All the while, caste Hindus looked down upon such relations throughout history, they now wanted to lay claim to the same history. Agitations and cases in court to demand such a status were mostly in vain, and in August 2012, the Lok Sabha discussed some of the large number of proposals to for the “inclusion of specific castes or tribes into the list of Scheduled Tribes, submitted from individual states to the Union government over the last 3 years.” Bergmann notes. ‘Bhotiya Brahmin’ and ‘Bhotiya Rajput’ have been proposed categories.
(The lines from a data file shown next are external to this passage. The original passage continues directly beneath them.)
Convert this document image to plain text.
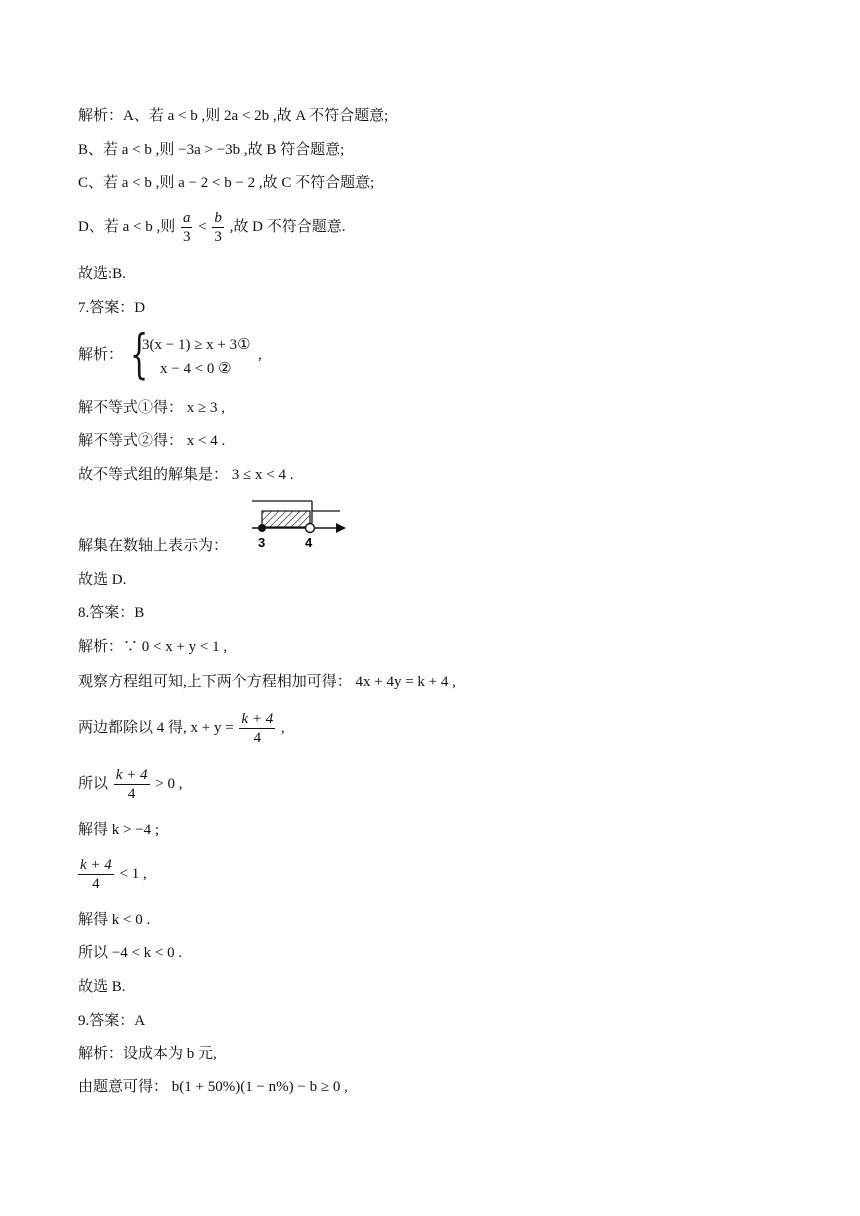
解析：A、若 a < b ,则 2a < 2b ,故 A 不符合题意;
B、若 a < b ,则 −3a > −3b ,故 B 符合题意;
C、若 a < b ,则 a − 2 < b − 2 ,故 C 不符合题意;
D、若 a < b ,则 $\frac{a}{3} < \frac{b}{3}$ ,故 D 不符合题意.
故选:B.
7.答案：D
解析： {
3(x − 1) ≥ x + 3①
x − 4 < 0 ②
,
解不等式①得： x ≥ 3 ,
解不等式②得： x < 4 .
故不等式组的解集是： 3 ≤ x < 4 .
解集在数轴上表示为： 3	4
故选 D.
8.答案：B
解析：∵ 0 < x + y < 1 ,
观察方程组可知,上下两个方程相加可得： 4x + 4y = k + 4 ,
两边都除以 4 得, $x + y = \frac{k + 4}{4}$ ,
所以 $\frac{k + 4}{4} > 0$ ,
解得 k > −4 ;
$\frac{k + 4}{4} < 1$ ,
解得 k < 0 .
所以 −4 < k < 0 .
故选 B.
9.答案：A
解析：设成本为 b 元,
由题意可得： b(1 + 50%)(1 − n%) − b ≥ 0 ,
While the traditional Hindu caste system is not practised in the form of chaturvarna, Kumaon society uniquely discriminates against Dalits, who mostly belong to the Shudra castes, such as Ordh, Lohar, Tamta, etc. This is still prevalent, as has been historically so as well. While SCs have been trapped under feudalism of both the caste Hindus and Bhotiyas, they too were uplifted through state-mandated policies. Though, the rural Kumaoni society still considers them untouchables. One SC resident in Munsiyari told us that he has been disallowed to eat in the common plates and from entering the small place of worship in the hotel he works at.The hotel is run by a Bhotiya couple. “I don’t know why they do something like this, but I have seen it in my village as well,” the informant added. Such instances are not uncommon and SCs remain the population that are structurally backward and discriminated against, while through a history of contestation within Hinduism, the Bhotiyas have triumphed to become a dominating group in Munsiyari and beyond.
The writers are freelance journalists.